The aim of the agreement is to facilitate the exchange of relevant information on health and social care services between HIQA and the Ombudsman to ensure that members of the public are treated fairly and safely when accessing health and social care services.
HIQA CEO Phelim Quinn commented: “HIQA has a broad and growing remit; however, in everything we do, we strive to put the needs, voices, rights and protection of people who use health and social care services at the centre of our work. We want to ensure that members of the public receive safe and high-quality care, and that the potential for risk or harm is minimised.
“All information received by HIQA is used to inform our monitoring activity. Where we have concerns relating to the safety of residents or the quality of care that they are receiving, service providers are required to take immediate action.
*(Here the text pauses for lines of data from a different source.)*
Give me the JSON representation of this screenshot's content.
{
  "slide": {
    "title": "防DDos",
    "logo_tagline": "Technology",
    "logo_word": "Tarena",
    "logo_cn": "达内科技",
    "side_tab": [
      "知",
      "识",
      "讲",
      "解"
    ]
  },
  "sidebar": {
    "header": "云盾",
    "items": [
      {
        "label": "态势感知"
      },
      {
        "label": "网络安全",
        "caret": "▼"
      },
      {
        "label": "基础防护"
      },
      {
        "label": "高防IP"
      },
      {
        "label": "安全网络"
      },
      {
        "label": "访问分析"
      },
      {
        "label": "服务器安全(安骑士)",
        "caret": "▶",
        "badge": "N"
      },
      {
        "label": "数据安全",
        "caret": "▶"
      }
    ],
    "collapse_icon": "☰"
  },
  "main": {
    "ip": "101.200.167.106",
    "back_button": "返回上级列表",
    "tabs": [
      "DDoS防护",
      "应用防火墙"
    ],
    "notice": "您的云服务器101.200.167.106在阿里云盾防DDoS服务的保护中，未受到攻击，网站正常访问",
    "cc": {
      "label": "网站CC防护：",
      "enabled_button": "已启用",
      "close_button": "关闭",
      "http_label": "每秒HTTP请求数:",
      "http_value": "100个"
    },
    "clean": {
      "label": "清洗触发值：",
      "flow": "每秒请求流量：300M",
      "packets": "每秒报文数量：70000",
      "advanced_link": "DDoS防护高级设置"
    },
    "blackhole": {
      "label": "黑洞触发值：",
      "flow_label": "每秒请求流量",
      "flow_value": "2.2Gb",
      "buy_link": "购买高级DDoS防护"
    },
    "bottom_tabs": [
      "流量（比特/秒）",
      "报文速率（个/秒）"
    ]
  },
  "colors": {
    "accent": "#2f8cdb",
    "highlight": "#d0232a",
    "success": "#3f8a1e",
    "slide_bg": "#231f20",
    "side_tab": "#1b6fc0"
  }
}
This agreement promotes cooperation between the Ombudsman and HIQA and provides an additional safeguard for members of the public.”
Ombudsman Peter Tyndall added: “HIQA inspects health and social care services. My Office deals with individual complaints from health service users. By working together we make sure that there is no wrong door for people bringing concerns and help to deliver better and safer healthcare for all.”
The full text of the MoU is available at www.hiqa.ie and www.ombudsman.ie.
For further information please contact:
Marty Whelan, Head of Communications and Stakeholder Engagement
(01) 8147480 or 086 2447623
Dave Nutley, Head of Communications
Office of the Ombudsman
(01) 6395617 or 086 0231420
Notes to the editor
HIQA is an independent statutory authority established to promote safety and quality in the provision of health and social care services for the benefit of the health and welfare of the public. HIQA’s mandate to date extends across a wide range of public, private and voluntary sector services.
The Office of the Ombudsman examines and or investigates complaints against most organisations that deliver public services, including hospitals and social care services. Bodies providing health or personal social services for or with the assistance of the HSE under Sections 38 and 39 of the Health Act 2004 are also within Ombudsman's remit.